Jej Autor, Daniel Kocuj urodził się w 1985 roku. Pochodzi ze Szczecina. W jego głowie narodziło się pewne podróżnicze marzenie, które udało mu się zrealizować. Przedtem jednak były studia i praca w korporacji. Właśnie tam poznał pewnego Amerykanina, który towarzyszył mu w części podróży. Eskapada rozpoczęła się także w towarzystwie dziewczyny Autora, która jednak dość szybko zrezygnowała z wyzwania. Było ono całkiem spore, dla niektórych szalone, ale i niesamowicie ekscytujące oraz dające ogrom emocji. Daniel Kocuj zamarzył bowiem by przemierzyć drogę z australijskiego Sydney do rodzinnego Szczecina na rowerze.
To miała być wyprawa życia. Budżet nie był wypasiony, bagażowe sakwy miały ograniczoną pojemność, a początek wyprawy wypełniła praca przy wykańczaniu domów. Potem było naprawdę niesamowicie, spontanicznie, nie zawsze bezpiecznie, często ekstremalnie, wymagająco. Bywały i chwile trudne, ale skoro podejmuje się naprawdę ekstremalne wyzwanie trzeba się z tym liczyć.
Pierwsza część, którą właśnie skończyłam czytać wiedzie z Australii przez Indonezję, Malezję, Tajlandię, Birmę i Indie. Mnóstwo kilometrów, wiele dni, cudowne widoki, kaprysy pogody, trudy podróży bez zawijania do wygodnych hoteli czy moteli. Niesamowite doświadczenia, długa trasa a na niej spotkani różni ludzie. Ci bardzo mili, wyciągający pomocną dłoń, ale i tacy, którzy mieli mniej przyjazne intencje. Niewiarygodne atrakcje, piękna flora i przeróżna fauna. Hektolitry wylanego potu, szalone przygody, religie czy zwyczaje są niczym migocząca mozaika, która aż razi po oczach swoim bogactwem barw i kolorów.

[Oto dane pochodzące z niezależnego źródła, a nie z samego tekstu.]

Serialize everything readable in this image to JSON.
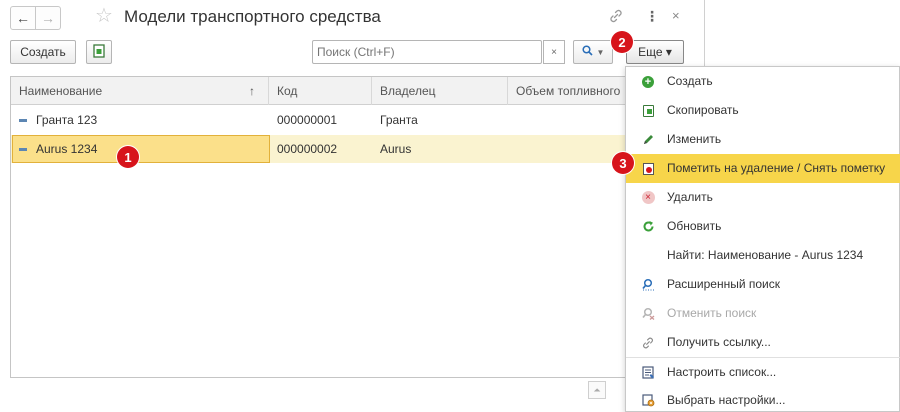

Przed oczami czytelnika niczym w barwnym kalejdoskopie przewijają się obrazy, magiczne miejsca, cuda natury i architektury wykonane ludzką ręką. Świat robi wrażenie, a wobec Autora rodzą się ciepłe uczucia oraz wdzięczność za możliwość towarzyszenia mu i odkrywania tylu ciekawych rzeczy.
Dzikie zwierzęta, busz, pustynia, pustkowia, egzotyczne rośliny, krater wulkanu, kopalnia diamentów, świątynie, małe wioski i ogromne miasta, a wreszcie przeróżni ludzie to naprawdę robi wrażenie. Książkę czyta się rewelacyjnie. Jej Autor świetnie operuje słowem. Doskonale potrafi odmalować nim na papierze to, czego doświadczył i to, co przeżył. W swojej relacji jest spontaniczny, szczery i autentyczny. Z tego powodu tytuł jest niewiarygodnie porywający i trudno go odłożyć. Zachwyca lekkość, świetny dobór słów, przejrzystość opisów. Nie sposób nie docenić świetnego stylu oraz anegdot i osobistych przemyśleń. Te wszystkie atuty sprawiają, że z pełnym przekonaniem stawiam książce najwyższą ocenę w każdej skali i gorąco, z całego serca ją polecam i rekomenduję. Czekam niecierpliwie na kolejną część. Zapraszam Was z Danielem Kocujem do wspaniałej Azji.